D'abord, la science explore dorénavant des territoires - génétique, physique des particules, intelligence artificielle et nanotechnologie, notamment - dont la complexité et le caractère abstrait confondent le commun des mortels. Cela ouvre évidemment la porte à n'importe quelle frayeur insensée.
Ensuite, ces havres de sécurité que sont les sociétés développées sont devenus totalement allergiques aux risques, si minimes soient-ils. Dans le cas du LHC de Genève, les théoriciens vous diront que, d'un strict point de vue scientifique, la probabilité qu'il en sorte des soucoupes volantes ou des dragons mangeurs d'hommes n'est pas tout à fait égale à zéro! Alors, pourquoi courir ce risque?
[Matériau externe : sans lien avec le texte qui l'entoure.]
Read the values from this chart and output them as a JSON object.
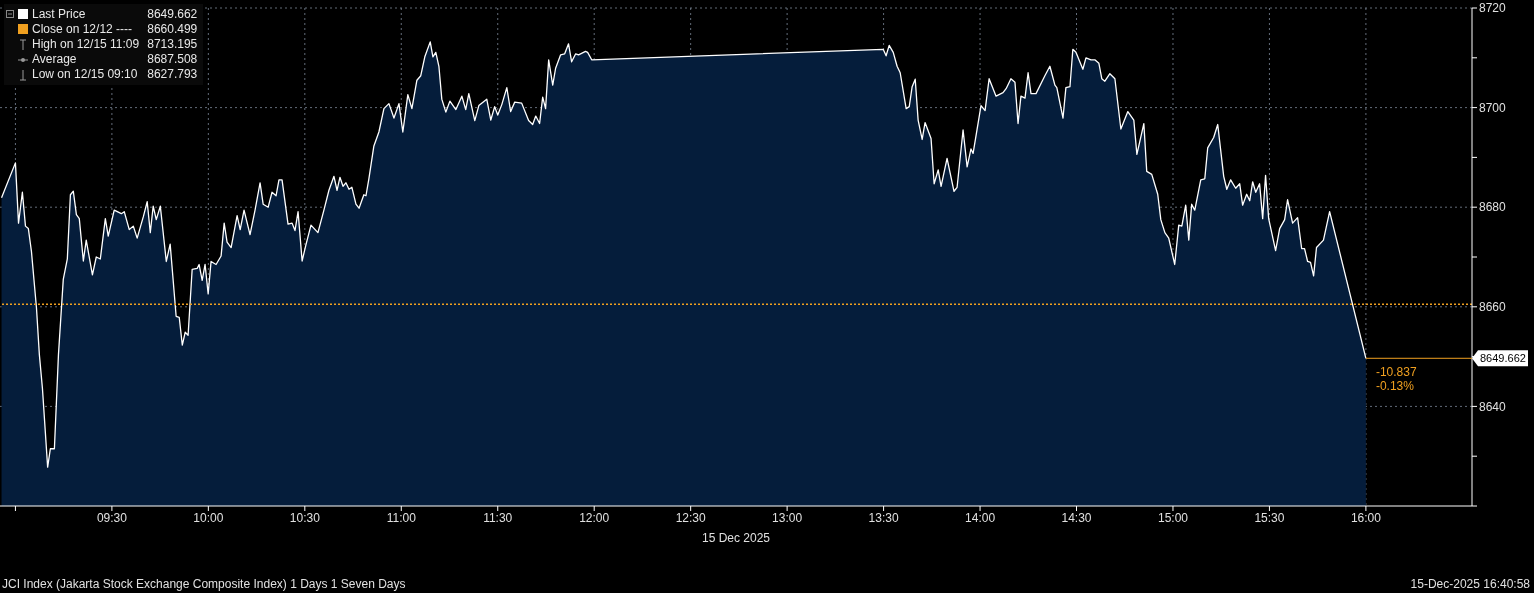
{
  "chart_data": {
    "type": "area",
    "xlabel": "15 Dec 2025",
    "xlim": [
      8.92,
      16.55
    ],
    "xticks": [
      {
        "value": 9,
        "label": null
      },
      {
        "value": 9.5,
        "label": "09:30"
      },
      {
        "value": 10,
        "label": "10:00"
      },
      {
        "value": 10.5,
        "label": "10:30"
      },
      {
        "value": 11,
        "label": "11:00"
      },
      {
        "value": 11.5,
        "label": "11:30"
      },
      {
        "value": 12,
        "label": "12:00"
      },
      {
        "value": 12.5,
        "label": "12:30"
      },
      {
        "value": 13,
        "label": "13:00"
      },
      {
        "value": 13.5,
        "label": "13:30"
      },
      {
        "value": 14,
        "label": "14:00"
      },
      {
        "value": 14.5,
        "label": "14:30"
      },
      {
        "value": 15,
        "label": "15:00"
      },
      {
        "value": 15.5,
        "label": "15:30"
      },
      {
        "value": 16,
        "label": "16:00"
      }
    ],
    "ylim": [
      8620,
      8720
    ],
    "yticks": [
      {
        "value": 8620,
        "label": null
      },
      {
        "value": 8630,
        "label": null
      },
      8640,
      {
        "value": 8650,
        "label": null
      },
      8660,
      {
        "value": 8670,
        "label": null
      },
      8680,
      {
        "value": 8690,
        "label": null
      },
      8700,
      {
        "value": 8710,
        "label": null
      },
      8720
    ],
    "grid": true,
    "legend": "top left",
    "marker": "none",
    "line_style": "solid",
    "x": [
      8.928,
      9.0,
      9.016,
      9.036,
      9.052,
      9.067,
      9.083,
      9.109,
      9.124,
      9.14,
      9.167,
      9.181,
      9.202,
      9.223,
      9.248,
      9.269,
      9.285,
      9.3,
      9.316,
      9.331,
      9.352,
      9.367,
      9.399,
      9.419,
      9.44,
      9.466,
      9.481,
      9.512,
      9.549,
      9.564,
      9.59,
      9.611,
      9.631,
      9.663,
      9.683,
      9.699,
      9.714,
      9.73,
      9.751,
      9.782,
      9.802,
      9.833,
      9.849,
      9.865,
      9.88,
      9.895,
      9.916,
      9.942,
      9.952,
      9.968,
      9.983,
      9.999,
      10.014,
      10.04,
      10.066,
      10.082,
      10.097,
      10.118,
      10.149,
      10.165,
      10.185,
      10.216,
      10.242,
      10.268,
      10.284,
      10.31,
      10.33,
      10.351,
      10.366,
      10.382,
      10.413,
      10.434,
      10.449,
      10.465,
      10.486,
      10.506,
      10.532,
      10.568,
      10.599,
      10.625,
      10.651,
      10.667,
      10.682,
      10.698,
      10.713,
      10.729,
      10.744,
      10.765,
      10.781,
      10.806,
      10.817,
      10.832,
      10.858,
      10.884,
      10.91,
      10.936,
      10.962,
      10.988,
      11.008,
      11.034,
      11.055,
      11.081,
      11.101,
      11.122,
      11.15,
      11.164,
      11.179,
      11.195,
      11.21,
      11.231,
      11.252,
      11.283,
      11.314,
      11.334,
      11.35,
      11.381,
      11.402,
      11.443,
      11.464,
      11.484,
      11.5,
      11.521,
      11.547,
      11.567,
      11.588,
      11.624,
      11.66,
      11.681,
      11.697,
      11.717,
      11.733,
      11.748,
      11.764,
      11.785,
      11.8,
      11.826,
      11.847,
      11.867,
      11.883,
      11.904,
      11.919,
      11.955,
      11.966,
      11.987,
      13.498,
      13.513,
      13.529,
      13.55,
      13.57,
      13.586,
      13.617,
      13.633,
      13.648,
      13.664,
      13.679,
      13.7,
      13.715,
      13.746,
      13.762,
      13.783,
      13.798,
      13.829,
      13.865,
      13.881,
      13.912,
      13.933,
      13.953,
      13.964,
      14.005,
      14.026,
      14.047,
      14.083,
      14.119,
      14.135,
      14.16,
      14.181,
      14.197,
      14.212,
      14.233,
      14.249,
      14.264,
      14.29,
      14.336,
      14.362,
      14.388,
      14.398,
      14.43,
      14.445,
      14.466,
      14.481,
      14.497,
      14.533,
      14.549,
      14.575,
      14.595,
      14.616,
      14.631,
      14.647,
      14.673,
      14.699,
      14.73,
      14.766,
      14.797,
      14.813,
      14.849,
      14.864,
      14.89,
      14.921,
      14.937,
      14.958,
      14.978,
      15.009,
      15.03,
      15.046,
      15.066,
      15.082,
      15.097,
      15.113,
      15.144,
      15.165,
      15.18,
      15.211,
      15.232,
      15.263,
      15.279,
      15.299,
      15.325,
      15.346,
      15.361,
      15.382,
      15.398,
      15.413,
      15.429,
      15.449,
      15.465,
      15.48,
      15.496,
      15.532,
      15.553,
      15.579,
      15.594,
      15.62,
      15.646,
      15.667,
      15.682,
      15.698,
      15.713,
      15.729,
      15.744,
      15.78,
      15.812,
      16.0
    ],
    "series": [
      {
        "name": "Last Price",
        "color": "#ffffff",
        "values": [
          8681.9,
          8688.9,
          8676.8,
          8683.0,
          8676.2,
          8675.7,
          8671.1,
          8659.8,
          8650.4,
          8643.6,
          8627.8,
          8631.5,
          8631.5,
          8650.4,
          8665.5,
          8669.6,
          8682.5,
          8683.2,
          8678.5,
          8677.7,
          8669.2,
          8673.4,
          8666.4,
          8670.0,
          8669.6,
          8677.7,
          8674.2,
          8679.4,
          8678.7,
          8679.1,
          8675.5,
          8676.2,
          8673.8,
          8678.1,
          8681.1,
          8674.9,
          8680.2,
          8677.5,
          8680.2,
          8669.1,
          8672.6,
          8658.1,
          8657.9,
          8652.3,
          8654.9,
          8654.3,
          8667.5,
          8667.7,
          8668.5,
          8665.3,
          8668.5,
          8662.6,
          8669.1,
          8668.5,
          8670.2,
          8676.8,
          8673.0,
          8671.9,
          8678.3,
          8675.5,
          8679.4,
          8674.5,
          8679.4,
          8684.9,
          8680.6,
          8680.0,
          8683.0,
          8682.3,
          8685.5,
          8685.5,
          8676.6,
          8676.8,
          8675.3,
          8679.1,
          8669.2,
          8672.5,
          8676.4,
          8674.9,
          8679.4,
          8683.4,
          8686.2,
          8683.4,
          8686.0,
          8684.2,
          8684.9,
          8683.6,
          8684.0,
          8680.6,
          8679.8,
          8682.5,
          8682.3,
          8685.7,
          8692.3,
          8695.1,
          8699.8,
          8700.8,
          8697.9,
          8700.8,
          8695.1,
          8702.6,
          8699.8,
          8705.5,
          8706.4,
          8710.2,
          8713.2,
          8710.2,
          8711.1,
          8708.3,
          8701.7,
          8699.1,
          8701.3,
          8699.6,
          8702.3,
          8699.6,
          8702.8,
          8697.4,
          8700.4,
          8701.7,
          8697.5,
          8700.2,
          8698.5,
          8700.6,
          8704.0,
          8699.2,
          8701.1,
          8700.9,
          8697.4,
          8696.6,
          8698.3,
          8696.8,
          8702.1,
          8699.8,
          8709.6,
          8704.5,
          8707.9,
          8710.6,
          8710.8,
          8712.8,
          8709.2,
          8710.8,
          8710.6,
          8711.3,
          8711.1,
          8709.6,
          8711.7,
          8710.4,
          8712.5,
          8711.1,
          8708.3,
          8707.0,
          8699.8,
          8700.2,
          8704.2,
          8705.7,
          8697.5,
          8693.6,
          8697.0,
          8693.8,
          8684.7,
          8687.5,
          8684.2,
          8689.8,
          8683.2,
          8684.0,
          8695.5,
          8688.1,
          8691.7,
          8690.8,
          8700.4,
          8699.4,
          8705.8,
          8702.3,
          8703.0,
          8703.8,
          8705.8,
          8705.1,
          8696.8,
          8702.3,
          8701.9,
          8707.0,
          8702.8,
          8702.8,
          8706.4,
          8708.3,
          8704.5,
          8704.0,
          8697.9,
          8704.0,
          8704.2,
          8711.7,
          8711.1,
          8707.7,
          8710.0,
          8709.6,
          8709.6,
          8708.9,
          8705.8,
          8705.3,
          8706.8,
          8705.8,
          8695.7,
          8699.2,
          8697.5,
          8690.6,
          8696.8,
          8687.2,
          8686.6,
          8682.6,
          8677.5,
          8674.9,
          8673.8,
          8668.5,
          8676.4,
          8676.2,
          8680.4,
          8673.4,
          8680.6,
          8679.4,
          8685.5,
          8685.7,
          8691.9,
          8694.0,
          8696.6,
          8686.2,
          8683.6,
          8685.5,
          8683.8,
          8684.7,
          8680.4,
          8682.6,
          8681.3,
          8685.1,
          8683.0,
          8684.7,
          8677.7,
          8686.4,
          8677.7,
          8671.3,
          8675.7,
          8677.5,
          8681.5,
          8676.8,
          8677.9,
          8671.7,
          8671.7,
          8669.1,
          8668.9,
          8666.2,
          8671.9,
          8673.4,
          8679.1,
          8649.662
        ]
      }
    ],
    "ref_lines": [
      {
        "axis": "y",
        "value": 8660.499,
        "label": "Close on 12/12 ---- 8660.499",
        "color": "#f0a020",
        "line_style": "dotted"
      }
    ],
    "annotations": [
      "High on 12/15 11:09 8713.195",
      "Average 8687.508",
      "Low on 12/15 09:10 8627.793",
      "JCI Index (Jakarta Stock Exchange Composite Index) 1 Days 1 Seven Days",
      "15-Dec-2025 16:40:58",
      "8649.662",
      {
        "text": "-10.837",
        "x": 16.0,
        "y": 8649.662
      },
      {
        "text": "-0.13%",
        "x": 16.0,
        "y": 8649.662
      }
    ]
  }
}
Enfin, après avoir largement évacué la déraison religieuse, nos sociétés ont foncé tête baissée dans d'autres formes d'irrationnel auxquelles Hollywood et l'Internet, surtout, servent d'amplificateur. Le film Angels And Demons (inspiré par Dan Brown, auteur du Da Vinci Code), dont la sortie est prévue pour mai 2009, utilise le Grand collisionneur pour générer une catastrophe. Et nul besoin de dresser ici un catalogue des folies furieuses qu'on trouve sur le web.
Malgré cela, il reste encore des gens, des entreprises et des États pour se consacrer - et consacrer des ressources - à la recherche scientifique fondamentale. Cela tendrait à indiquer que la curiosité de la bête humaine demeure d'une telle puissance qu'elle transcende encore ses peurs.